Disso surgiu a Articulação Mulher e Mídia, reunindo várias organizações de mulheres que levaram a questão da imagem da mulher na mídia a outros movimentos e também ao Ministério Público. “Queríamos um mês de ‘direito de resposta’ em todas as emissoras, para mostrar a realidade das mulheres brasileiras em toda a sua pluralidade e atualidade”, lembra a feminista. “Algumas de nós levaram a questão na Segunda Conferência de Mulheres em 2008, tendo sido nossas reivindicações incorporadas no Segundo Plano de Políticas para as Mulheres”. A AMM desenvolveu uma série de ações, fez seminário nacional, construindo a Rede Mulher e Mídia. Essa rede participa junto com outros movimentos da luta para democratizar os meios de comunicação, que conquistou a realização da primeira Conferencia Nacional de Comunicação. As mulheres tiveram destacado protagonismo no processo da Confecom, mas não viram suas resoluções avançarem ou suas demandas específicas levadas muito a sério.

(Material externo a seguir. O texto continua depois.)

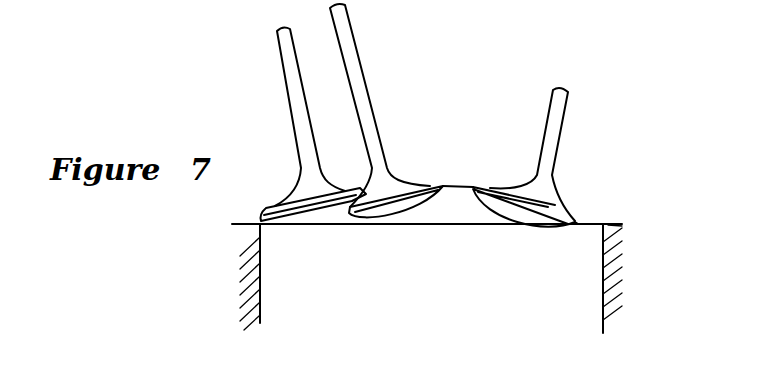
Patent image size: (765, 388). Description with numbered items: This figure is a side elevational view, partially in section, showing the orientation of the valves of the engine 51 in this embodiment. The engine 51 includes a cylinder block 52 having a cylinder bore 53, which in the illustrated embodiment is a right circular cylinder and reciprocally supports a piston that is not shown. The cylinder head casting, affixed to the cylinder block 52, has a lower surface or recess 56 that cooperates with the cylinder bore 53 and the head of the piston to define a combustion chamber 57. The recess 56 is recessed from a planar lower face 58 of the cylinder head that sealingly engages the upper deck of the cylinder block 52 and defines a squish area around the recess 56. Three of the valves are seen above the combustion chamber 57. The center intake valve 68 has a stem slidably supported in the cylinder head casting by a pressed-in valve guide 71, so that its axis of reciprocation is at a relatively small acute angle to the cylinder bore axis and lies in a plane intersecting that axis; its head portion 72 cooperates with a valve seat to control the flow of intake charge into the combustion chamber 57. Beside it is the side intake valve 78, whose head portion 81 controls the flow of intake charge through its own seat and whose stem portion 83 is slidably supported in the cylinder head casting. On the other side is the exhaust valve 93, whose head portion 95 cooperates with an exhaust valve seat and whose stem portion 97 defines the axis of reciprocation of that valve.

The engine 51 is at (222, 272).
The cylinder block 52 is at (636, 262).
The cylinder bore 53 is at (602, 280).
The cylinder head recess 56 is at (468, 202).
The combustion chamber 57 is at (430, 213).
The planar lower face 58 is at (455, 224).
The center intake valve 68 is at (277, 155).
The valve guide 71 is at (287, 77).
The head portion 72 is at (303, 224).
The side intake valve 78 is at (390, 147).
The head portion 81 is at (378, 213).
The stem portion 83 is at (367, 72).
The exhaust valve 93 is at (557, 143).
The head portion 95 is at (548, 212).
The stem portion 97 is at (569, 108).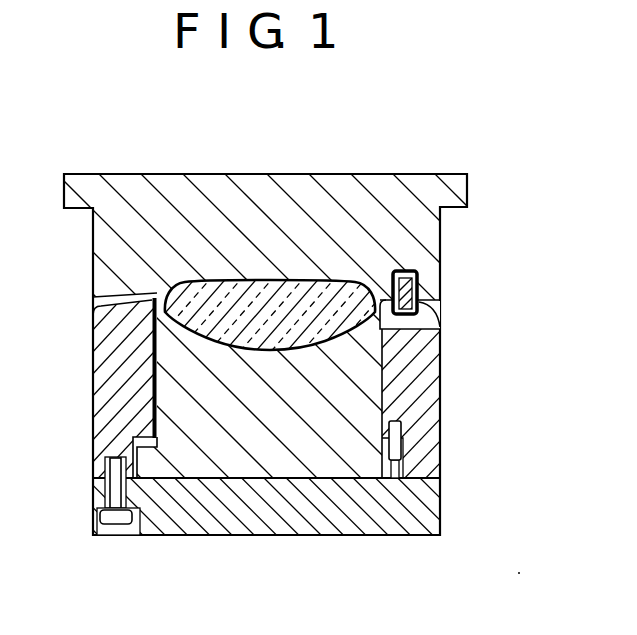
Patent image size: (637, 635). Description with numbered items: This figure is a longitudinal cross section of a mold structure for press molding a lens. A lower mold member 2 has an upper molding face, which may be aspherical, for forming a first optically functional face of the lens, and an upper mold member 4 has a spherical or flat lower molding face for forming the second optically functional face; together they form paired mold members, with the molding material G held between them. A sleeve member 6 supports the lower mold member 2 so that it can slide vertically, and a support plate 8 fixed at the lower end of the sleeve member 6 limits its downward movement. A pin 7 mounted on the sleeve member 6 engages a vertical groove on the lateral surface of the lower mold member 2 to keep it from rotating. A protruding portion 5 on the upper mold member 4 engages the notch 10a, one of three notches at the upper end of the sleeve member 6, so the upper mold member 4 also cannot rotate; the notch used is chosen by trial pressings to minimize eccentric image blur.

The lower mold member 2 is at (367, 377).
The upper mold member 4 is at (411, 225).
The protruding portion 5 is at (420, 288).
The sleeve member 6 is at (416, 447).
The pin 7 is at (400, 431).
The support plate 8 is at (413, 509).
The notch 10a is at (418, 326).
The molding material G is at (170, 288).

Controle social é direito da sociedade
A luta continua e o inimigo é poderoso, embora se resuma a uma dezena de grupos econômicos “donos” de centenas de meios de comunicação, grande parte obtida por concessão pública. Como disse Rachel, “a sociedade civil fez a sua parte, se organizou, sistematizou suas demandas, apresentou-as nos fóruns mais adequados, pressionou”. O controle social da imagem da mulher na mídia, da publicidade dirigida às crianças, são sérias reivindicações das mulheres, assim como dos movimentos negro, lgbtt, migrantes e imigrantes, e outros segmentos estereotipados e subalternizados pelos meios de comunicação. “Os ‘donos da mídia’, continua a feminista, “que a rigor deveríamos ser nós, a sociedade brasileira em sua plenitude, sendo eles meros concessionários temporários, reagiram, modernizando os termos para defender melhor os seus interesses privados. Os empresários nos acusaram de pedir a censura… de tentar cercear a “liberdade de expressão”, incluindo o novo termo que cunharam, de ‘direito humano à liberdade de expressão … comercial’!”

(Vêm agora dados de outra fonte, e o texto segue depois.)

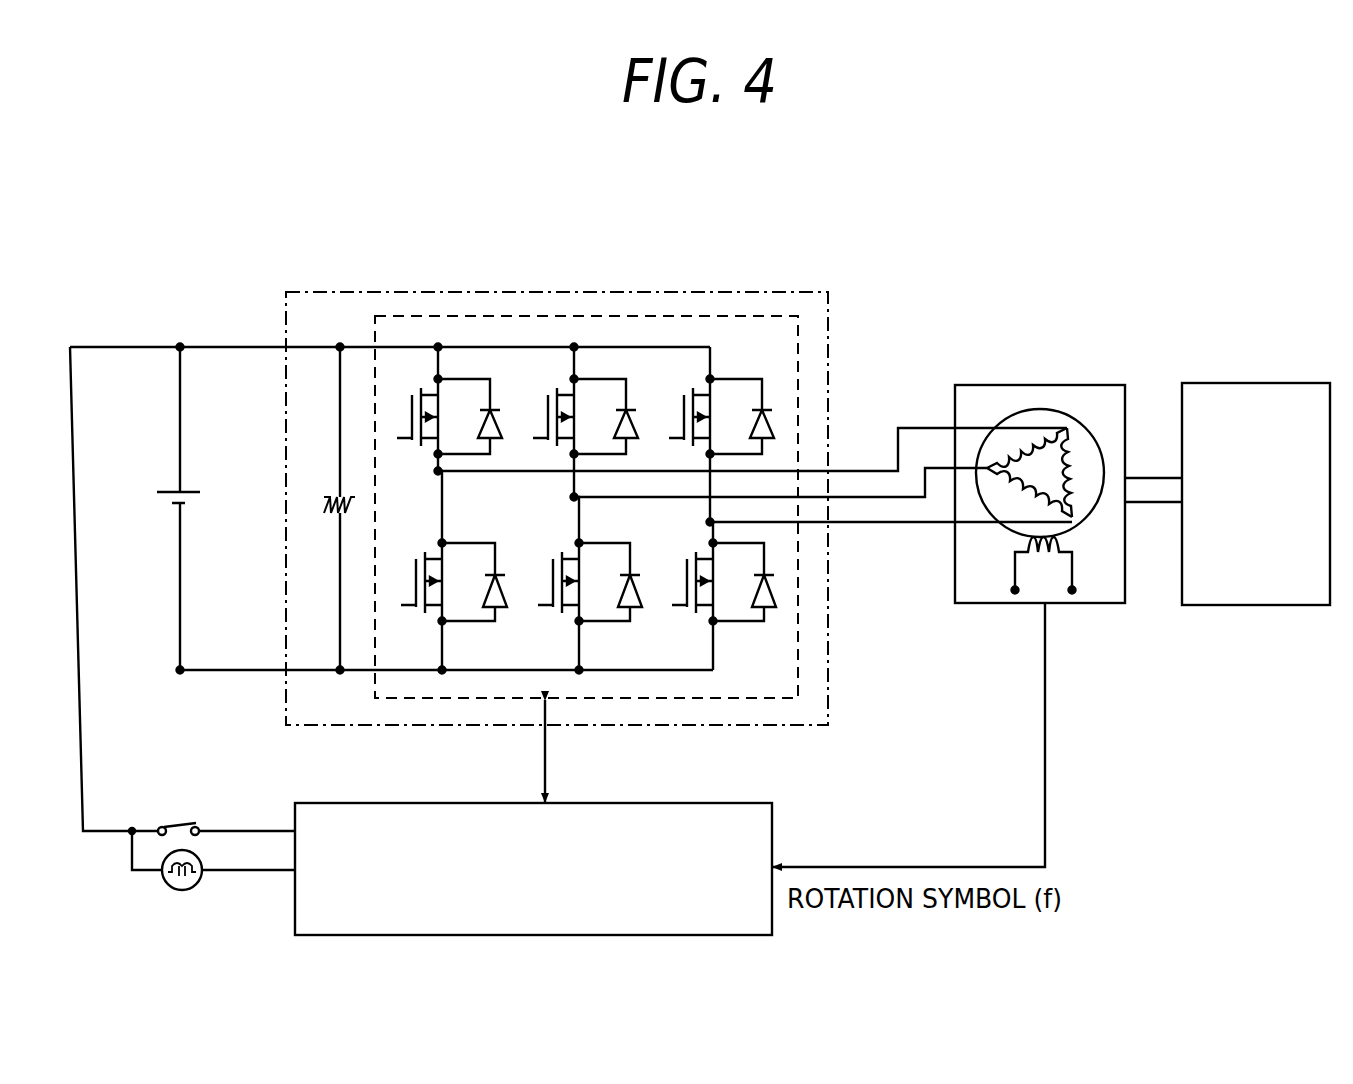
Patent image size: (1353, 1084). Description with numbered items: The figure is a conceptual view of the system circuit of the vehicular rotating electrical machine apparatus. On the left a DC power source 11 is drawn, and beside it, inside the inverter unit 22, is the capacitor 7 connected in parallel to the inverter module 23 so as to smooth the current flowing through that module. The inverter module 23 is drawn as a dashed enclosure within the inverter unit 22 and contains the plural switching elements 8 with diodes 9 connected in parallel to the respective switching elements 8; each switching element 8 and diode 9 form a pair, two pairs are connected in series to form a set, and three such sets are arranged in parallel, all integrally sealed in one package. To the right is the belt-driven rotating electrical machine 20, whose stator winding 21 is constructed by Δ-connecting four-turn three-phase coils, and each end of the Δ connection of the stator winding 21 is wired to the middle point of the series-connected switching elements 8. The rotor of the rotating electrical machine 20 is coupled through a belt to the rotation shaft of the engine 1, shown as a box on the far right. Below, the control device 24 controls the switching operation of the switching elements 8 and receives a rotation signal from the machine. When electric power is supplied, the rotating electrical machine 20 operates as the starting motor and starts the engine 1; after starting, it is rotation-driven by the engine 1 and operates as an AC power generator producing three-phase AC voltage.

The engine 1 is at (1294, 378).
The capacitor 7 is at (330, 490).
The switching element 8 is at (410, 385).
The diode 9 is at (497, 392).
The DC power supply (battery) 11 is at (143, 467).
The rotating electrical machine 20 is at (1006, 384).
The stator winding 21 is at (1078, 447).
The inverter unit 22 is at (828, 292).
The inverter module 23 is at (798, 350).
The control device 24 is at (775, 812).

Incomodada com isso, a pesquisadora resolveu demonstrar que o controle social da mídia não é invenção das feministas. “Decidi pedir a companheiras jornalistas, feministas, ativistas da América Latina, da Europa, do Canadá, que me enviassem os dados referentes ao controle social da imagem da mulher na mídia, nos países em que ele fosse praticado”. Assim, o livro que Rachel estará lançando – “A imagem da mulher na mídia – controle social comparado”, apresenta uma “sistematização do arrazoado utilizado pelos diversos países que exercem alguma espécie de controle sobre a mídia, com participação social, e o nome que a isso dão”. O trabalho se debruça sobre a legislação do México, Peru, Argentina, Nicarágua, Chile, Estados Unidos, Canadá, União Européia, Itália, Espanha, Suécia, Inglaterra e França.
Não sem antes passar pela situação no Brasil, mostrando o que consta na Constituição, no II PNPM (Plano Nacional de Políticas para as Mulheres), na Lei Maria da Penha, nos acordos internacionais dos quais somos signatários (Metas do Milênio, Beijing). Todas estas legislações “nos permitiriam estabelecer este controle social”, assegura a autora. Rachel Moreno espera que a obra seja aprofundada, pois o assunto merece. “Cabe, a partir dela, um aprofundamento da discussão teórica, puxando para diversas facetas – psicologia, direito, comunicação, feminismo, minorias”, diz. “Assim como cabe uma avaliação, em cada um dos países citados, das mudanças e avanços que a legislação adotada propiciou em termos da maior igualdade de gêneros, e da imagem e situação da mulher na sociedade”. Ela espera também que sirva de estímulo para o avanço da reivindicação do movimento feminista e das mulheres em geral, bem como dos diversos segmentos e agrupamentos envolvidos em comunicação. Assim como espera que, a partir do conhecimento da diversidade de soluções e caminhos adotados pelos países citados, nossos parlamentares se animem a apresentar Projetos de Lei que contemplem esta nossa causa.
No lançamento, haverá um debate com a presença de Rosane Bertotti, da CUT e do FNDC, autora de um dos prefácios do livro. Os outros debatedores serão Juvandia Moreira Leite (presidenta do Sind. Bancários), Altamiro Borges (Barão de Itararé) e a deputada federal Luiza Erundina, além da autora, claro. “Garantir às mulheres espaço que expresse sua presença e sua importância real na sociedade”, escreveu o professor Venicio Lima (UnB) no outro prefácio, “é o que a regulação e/ou a autorregulação do mercado de mídia já realizam nos doze países e na União Européia pesquisados neste ‘A Imagem da Mulher na Mídia – Controle Social Comparado’, realizado por Rachel Moreno, com a colaboração de Tereza Verardo. Na verdade a principal falácia do argumento dos atores que resistem a qualquer tipo de regulação da mídia é que ela ameaça a ‘liberdade de expressão’. A pergunta óbvia a ser feita é ‘de quem é a liberdade de expressão que estaria sendo ameaçada’?”